Two patients follow identical diets cutting down on their saturated fats. One patient's cholesterol level plunges 123 milligrams per deciliter. The other's dips down only 1 mg/dL.Why? Because cholesterol, like life, isn't fair. Different people respond in different ways to saturated fats. Those who get the most benefit from cholesterol-lowering diets are probably those most sensitive to saturated fats.
This recent finding by CHN Director Dr. Scott Grundy may ease a patient's frustration when diet doesn't make a dent in his cholesterol level. It also can help physicians decide whether they can adequately treat patients with diet or also need to prescribe medication. "If a person goes on a diet that is low in saturated fat and if he is sensitive, his cholesterol will come down a lot," said Grundy. "If he is not sensitive, the cholesterol won't come down much." In four metabolic studies, Grundy observed a wide range of responses when unsaturated fatty acids were substituted for saturated fats. Previous studies had shown a narrow and fairly predictable range of responses to cholesterol.

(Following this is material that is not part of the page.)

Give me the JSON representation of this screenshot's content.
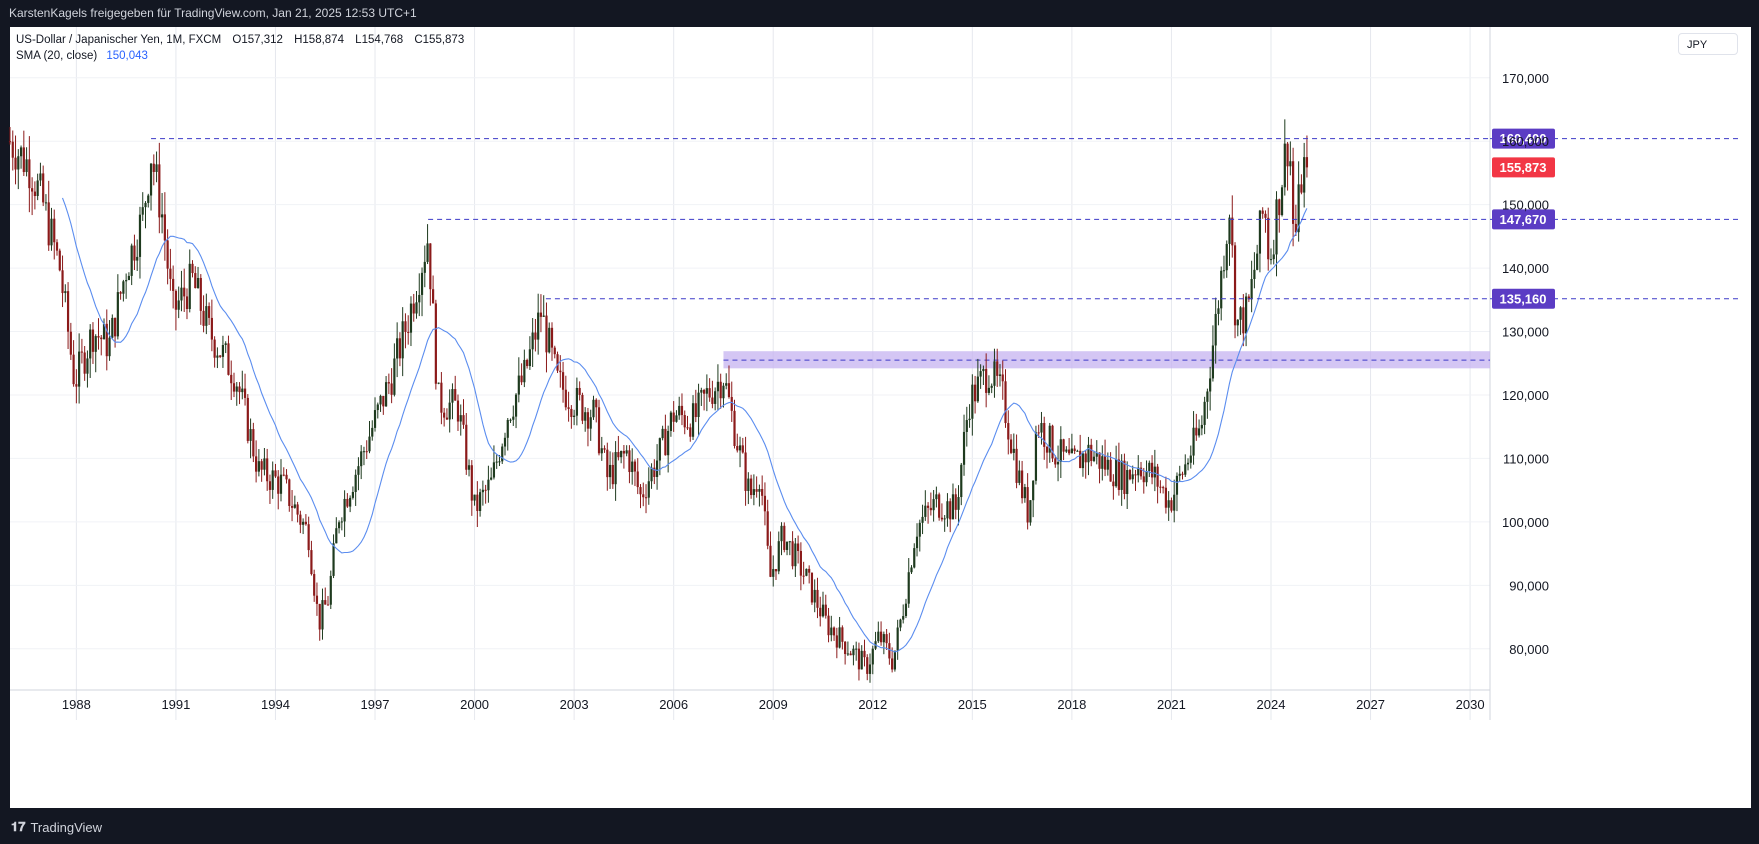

"Humans are more sensitive to the types of fatty acids in the diet than they are to cholesterol in the diet," concluded Grundy. He compared the fat reactions to the way salt affects people with high blood pressure or hypertension. "Some people can lower their blood pressure by cutting down on salt and losing weight--for others, this has no effect whatsoever," Grundy said. "They would still have high blood pressure if they were very thin and didn't eat salt."
He also observed that people who responded best to diet tended to be at the high-risk 240-300 mg/dL total cholesterol level. Grundy and Dr. Gloria Lena Vega, an assistant professor of clinical nutrition at UT Southwestern, published their study in the May issue of the American Journal of Clinical Nutrition. Their follow-up study on fat sensitivity will be funded under a National Institutes of Health grant.